Insieme con la vostra famiglia : 16 ottobre 1943 : la grande retata di Roma / Lia Levi
E/o, 2023
Abstract: Era un sabato, pioveva, nella notte si erano sentiti degli spari nel quartiere ebraico di Roma. Meglio non uscire, aspettare di capire cos’era successo. È stato così che in quel 16 ottobre del 1943 più di mille ebrei sono caduti nella rete della spietata razzia per mano dei soldati tedeschi. Sentir parlare di mille persone strappate con violenza dalla loro casa e destinate a un’ignota sorte è fattore di grande sofferenza ma non è sufficiente. Per forza di cose, non può che essere vissuto come in un unico corpo di dolore. Le singole persone con le loro singole vite non trovano spazio per affiorare. Poveri o ricchi, bambini, giovani, vecchi, coraggiosi o apatici, preparati o sprovveduti, sono questi, uno per uno, a formare le migliaia di esseri umani rimasti vittime di quel “male assoluto”. E forse, oltre all’incontro con i pochi magnifici testimoni sopravvissuti, è la letteratura, insieme alle altre forme creative, la sola in grado di carpire queste diversificazioni.
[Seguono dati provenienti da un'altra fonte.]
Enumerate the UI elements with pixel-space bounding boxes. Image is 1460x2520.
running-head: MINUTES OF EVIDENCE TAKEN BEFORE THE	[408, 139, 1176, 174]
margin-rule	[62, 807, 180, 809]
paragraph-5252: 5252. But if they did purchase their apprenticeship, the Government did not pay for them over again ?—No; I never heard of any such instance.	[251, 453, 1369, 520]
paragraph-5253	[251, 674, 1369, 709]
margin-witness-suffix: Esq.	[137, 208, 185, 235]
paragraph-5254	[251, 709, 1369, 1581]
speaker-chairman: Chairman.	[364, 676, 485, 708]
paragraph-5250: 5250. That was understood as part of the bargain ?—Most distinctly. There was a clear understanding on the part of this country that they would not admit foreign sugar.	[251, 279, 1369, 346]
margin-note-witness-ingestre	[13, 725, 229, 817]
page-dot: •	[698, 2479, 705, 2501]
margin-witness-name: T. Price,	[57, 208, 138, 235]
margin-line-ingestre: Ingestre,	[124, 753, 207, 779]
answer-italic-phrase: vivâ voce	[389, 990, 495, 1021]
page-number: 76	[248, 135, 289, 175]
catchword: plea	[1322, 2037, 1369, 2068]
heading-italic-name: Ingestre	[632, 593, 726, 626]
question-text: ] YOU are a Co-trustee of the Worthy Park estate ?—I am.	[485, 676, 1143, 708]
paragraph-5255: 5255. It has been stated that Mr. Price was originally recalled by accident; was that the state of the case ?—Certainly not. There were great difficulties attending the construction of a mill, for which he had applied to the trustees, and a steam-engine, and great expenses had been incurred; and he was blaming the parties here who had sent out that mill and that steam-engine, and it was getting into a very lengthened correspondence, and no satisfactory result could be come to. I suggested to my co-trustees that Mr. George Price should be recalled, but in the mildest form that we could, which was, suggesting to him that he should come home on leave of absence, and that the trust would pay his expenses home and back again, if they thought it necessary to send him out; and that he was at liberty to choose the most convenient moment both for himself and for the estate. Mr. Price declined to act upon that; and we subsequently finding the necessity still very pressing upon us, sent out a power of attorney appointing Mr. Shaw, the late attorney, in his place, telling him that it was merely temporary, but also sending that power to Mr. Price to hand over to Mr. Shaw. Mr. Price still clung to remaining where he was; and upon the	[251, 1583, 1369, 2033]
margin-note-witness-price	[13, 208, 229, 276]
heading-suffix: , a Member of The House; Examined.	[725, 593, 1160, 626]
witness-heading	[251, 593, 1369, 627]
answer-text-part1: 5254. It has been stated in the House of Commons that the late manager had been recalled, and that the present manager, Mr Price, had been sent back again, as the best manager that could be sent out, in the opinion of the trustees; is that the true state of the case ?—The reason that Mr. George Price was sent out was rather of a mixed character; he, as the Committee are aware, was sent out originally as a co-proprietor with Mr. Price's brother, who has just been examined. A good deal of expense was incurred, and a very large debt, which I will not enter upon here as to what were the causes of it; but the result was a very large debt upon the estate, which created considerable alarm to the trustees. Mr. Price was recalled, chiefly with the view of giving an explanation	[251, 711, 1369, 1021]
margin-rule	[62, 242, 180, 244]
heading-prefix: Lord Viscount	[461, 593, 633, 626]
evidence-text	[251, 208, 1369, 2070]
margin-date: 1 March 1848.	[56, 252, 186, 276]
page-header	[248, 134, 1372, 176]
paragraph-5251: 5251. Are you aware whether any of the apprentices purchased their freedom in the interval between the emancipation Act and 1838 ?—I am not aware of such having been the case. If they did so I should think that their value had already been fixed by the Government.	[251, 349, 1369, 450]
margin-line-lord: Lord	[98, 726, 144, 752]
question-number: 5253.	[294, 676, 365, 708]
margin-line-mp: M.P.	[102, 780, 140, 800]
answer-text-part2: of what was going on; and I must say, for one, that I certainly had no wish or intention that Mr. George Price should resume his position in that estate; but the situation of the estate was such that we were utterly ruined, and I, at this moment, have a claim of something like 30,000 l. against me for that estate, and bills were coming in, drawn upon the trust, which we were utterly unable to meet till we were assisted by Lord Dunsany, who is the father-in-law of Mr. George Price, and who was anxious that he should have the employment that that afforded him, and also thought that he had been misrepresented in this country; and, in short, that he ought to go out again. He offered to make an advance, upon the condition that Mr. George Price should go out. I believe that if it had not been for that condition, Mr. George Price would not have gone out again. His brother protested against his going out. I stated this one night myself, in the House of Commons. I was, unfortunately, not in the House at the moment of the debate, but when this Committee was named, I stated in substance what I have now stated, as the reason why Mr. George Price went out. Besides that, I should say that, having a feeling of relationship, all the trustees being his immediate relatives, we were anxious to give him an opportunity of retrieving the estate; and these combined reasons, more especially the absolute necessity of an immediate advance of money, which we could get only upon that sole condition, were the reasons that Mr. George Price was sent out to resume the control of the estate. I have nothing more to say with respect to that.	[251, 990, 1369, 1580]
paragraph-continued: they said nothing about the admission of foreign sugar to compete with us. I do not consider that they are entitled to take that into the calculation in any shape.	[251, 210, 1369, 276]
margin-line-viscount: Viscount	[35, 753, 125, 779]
Ecco il motivo per cui la casa editrice E/O nell’ottantesimo anniversario della razzia tedesca del ghetto di Roma ha preso l’iniziativa, come simbolo di partecipazione, di enucleare dai romanzi della scrittrice-testimone Lia Levi quei fermo immagine dove il Sedici Ottobre compare nella sua centralità. Giulio lo scrittore, Lucilla la malata, Ferruccio e Colomba gli innamorati, Elisa la cameriera, Corrado e Graziano gli adolescenti ribelli, Corinna la fragile, possono in qualche modo aiutarci a entrare in sintonia con quella somma di vite che ci gridano “io sono esistito!”